While the series didn't actually do much to inspire air safety innovations, surely it inspired the great spoof "Airplane" (and, as Leslie Nielsen would say, don't call me Shirley.)
"Twister" (1996) -- Before Bill Paxton became TV's most famous polygamist on HBO's "Big Love," he was a weatherman trying to get his storm-chaser wife to sign divorce papers so he could run off with his girlfriend. Soon, the three get caught up in the "suck zone" as it's called, and old passions are stirred up.
Paxton could have forecast an advancing front of weather-related disaster films. In the years to come, we'd find George Clooney and Mark Wahlberg as fishermen swallowed by a killer hurricane in "The Perfect Storm" (2000) and Dennis Quaid as a heroic climatologist in "The Day After Tomorrow."
"Deep Impact" (1998) -- Disaster films are usually a race against time. In this case, it was a race between two asteroid-hitting-Earth movies, both premiering in 1998. "Deep Impact" won the foot race, hitting theaters on May 8, two months ahead of "Armageddon." "Armageddon" won the more important battle by outgrossing its rival internationally by about $200 million.
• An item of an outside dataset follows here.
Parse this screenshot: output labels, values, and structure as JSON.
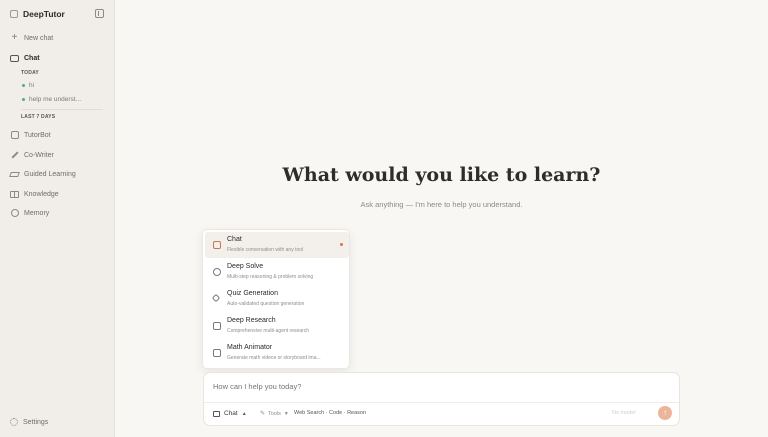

Perhaps moviegoers just went with the more lighthearted film, and that tone was clear in the movies' tag lines. "Deep Impact": " Heaven and Earth are about to collide." "Armageddon": "Earth. It Was Fun While It Lasted."
It also might have come down to this: Whom do you want to save the planet? Bruce Willis, Billy Bob Thornton and Ben Affleck, or Robert Duvall, Tea Leoni and Elijah Wood?
Buck Wolf is entertainment producer at ABCNEWS.com. "The Wolf Files" is published Tuesdays.